5. Les dispositions de l’article L. 761-1 du code de justice administrative font obstacle aux conclusions de la SCI SOCILACQ dirigées contre l’Etat qui n’est pas, dans la présente instance de référé, la partie perdante. Il n’y a pas lieu dans les circonstances de l’espèce de condamner la SCI SOCILAQC à verser la somme demandée sur le même fondement par la société immobilière et d’aménagement du Béarn (SIAB).
O R D O N N E :
Article 1er : La requête de la SCI SOCILAQC est rejetée.

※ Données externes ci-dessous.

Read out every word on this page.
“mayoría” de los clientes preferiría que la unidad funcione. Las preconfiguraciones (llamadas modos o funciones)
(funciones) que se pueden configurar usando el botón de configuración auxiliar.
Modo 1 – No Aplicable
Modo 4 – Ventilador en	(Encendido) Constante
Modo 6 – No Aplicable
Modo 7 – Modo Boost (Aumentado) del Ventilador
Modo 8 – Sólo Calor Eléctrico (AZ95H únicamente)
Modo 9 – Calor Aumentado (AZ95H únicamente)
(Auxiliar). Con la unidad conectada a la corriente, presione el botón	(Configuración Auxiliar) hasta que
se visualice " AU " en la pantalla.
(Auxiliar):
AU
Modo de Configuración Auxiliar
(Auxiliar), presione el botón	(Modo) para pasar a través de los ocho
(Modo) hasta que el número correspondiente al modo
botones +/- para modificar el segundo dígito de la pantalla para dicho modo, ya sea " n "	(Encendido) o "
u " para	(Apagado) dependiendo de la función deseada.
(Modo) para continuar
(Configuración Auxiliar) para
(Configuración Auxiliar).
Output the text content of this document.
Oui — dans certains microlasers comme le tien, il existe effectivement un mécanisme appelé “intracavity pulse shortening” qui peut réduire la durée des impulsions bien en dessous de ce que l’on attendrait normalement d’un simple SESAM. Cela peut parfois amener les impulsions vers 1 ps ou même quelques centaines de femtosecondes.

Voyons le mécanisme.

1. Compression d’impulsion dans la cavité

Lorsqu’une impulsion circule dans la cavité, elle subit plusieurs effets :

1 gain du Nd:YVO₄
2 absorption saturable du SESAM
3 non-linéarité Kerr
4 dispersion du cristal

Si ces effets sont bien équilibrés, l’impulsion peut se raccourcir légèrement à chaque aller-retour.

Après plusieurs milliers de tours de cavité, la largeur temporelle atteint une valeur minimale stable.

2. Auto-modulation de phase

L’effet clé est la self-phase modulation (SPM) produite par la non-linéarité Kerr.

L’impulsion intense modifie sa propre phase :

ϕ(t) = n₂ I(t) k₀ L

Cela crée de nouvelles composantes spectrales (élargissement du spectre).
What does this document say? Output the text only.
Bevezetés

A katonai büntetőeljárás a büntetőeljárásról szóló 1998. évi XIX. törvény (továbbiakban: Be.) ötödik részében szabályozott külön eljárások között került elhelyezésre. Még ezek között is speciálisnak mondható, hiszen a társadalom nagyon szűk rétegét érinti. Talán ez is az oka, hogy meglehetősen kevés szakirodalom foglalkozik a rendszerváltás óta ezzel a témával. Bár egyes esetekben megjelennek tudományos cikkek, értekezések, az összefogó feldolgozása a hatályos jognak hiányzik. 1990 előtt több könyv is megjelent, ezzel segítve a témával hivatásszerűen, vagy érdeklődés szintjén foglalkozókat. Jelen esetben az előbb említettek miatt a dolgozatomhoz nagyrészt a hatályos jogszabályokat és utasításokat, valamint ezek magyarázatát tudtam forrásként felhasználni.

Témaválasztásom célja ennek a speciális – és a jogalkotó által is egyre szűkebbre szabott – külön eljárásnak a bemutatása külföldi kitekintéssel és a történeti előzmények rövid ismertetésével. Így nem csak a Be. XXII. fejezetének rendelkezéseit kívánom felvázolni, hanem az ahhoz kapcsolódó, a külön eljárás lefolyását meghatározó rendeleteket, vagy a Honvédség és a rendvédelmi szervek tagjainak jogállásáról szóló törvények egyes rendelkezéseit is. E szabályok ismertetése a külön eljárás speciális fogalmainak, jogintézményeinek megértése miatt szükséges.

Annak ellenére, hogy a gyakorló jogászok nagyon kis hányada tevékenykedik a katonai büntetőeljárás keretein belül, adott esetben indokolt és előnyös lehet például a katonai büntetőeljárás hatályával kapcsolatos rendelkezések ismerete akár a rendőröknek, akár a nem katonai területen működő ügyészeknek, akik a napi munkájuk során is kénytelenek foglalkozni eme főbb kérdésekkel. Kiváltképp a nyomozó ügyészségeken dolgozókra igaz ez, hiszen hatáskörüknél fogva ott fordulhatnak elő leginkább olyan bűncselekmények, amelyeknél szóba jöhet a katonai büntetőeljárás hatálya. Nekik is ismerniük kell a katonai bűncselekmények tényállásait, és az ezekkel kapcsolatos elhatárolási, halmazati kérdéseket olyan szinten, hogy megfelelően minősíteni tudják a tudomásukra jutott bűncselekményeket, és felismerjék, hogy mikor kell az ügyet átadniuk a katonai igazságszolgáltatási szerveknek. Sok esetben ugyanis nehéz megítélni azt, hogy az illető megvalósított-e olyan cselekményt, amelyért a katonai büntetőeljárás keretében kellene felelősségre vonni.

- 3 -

Article 2 : La demande de la SIAB présentée sur le fondement de l’article L761-1 est rejetée.
Article 3 : La présente ordonnance sera notifiée à la SCI SOCILAQC, au préfet des Pyrénées-Atlantiques et à la SIABM.
Fait à Pau, le 13 janvier 2025
La juge des référés,
M. A
La greffière,
M. CALOONE
La République mande et ordonne au préfet des Pyrénées-Atlantiques en ce qui le concerne ou à tous commissaires de justice à ce requis en ce qui concerne les voies de droit commun contre les parties privées, de pourvoir à l’exécution de la présente décision.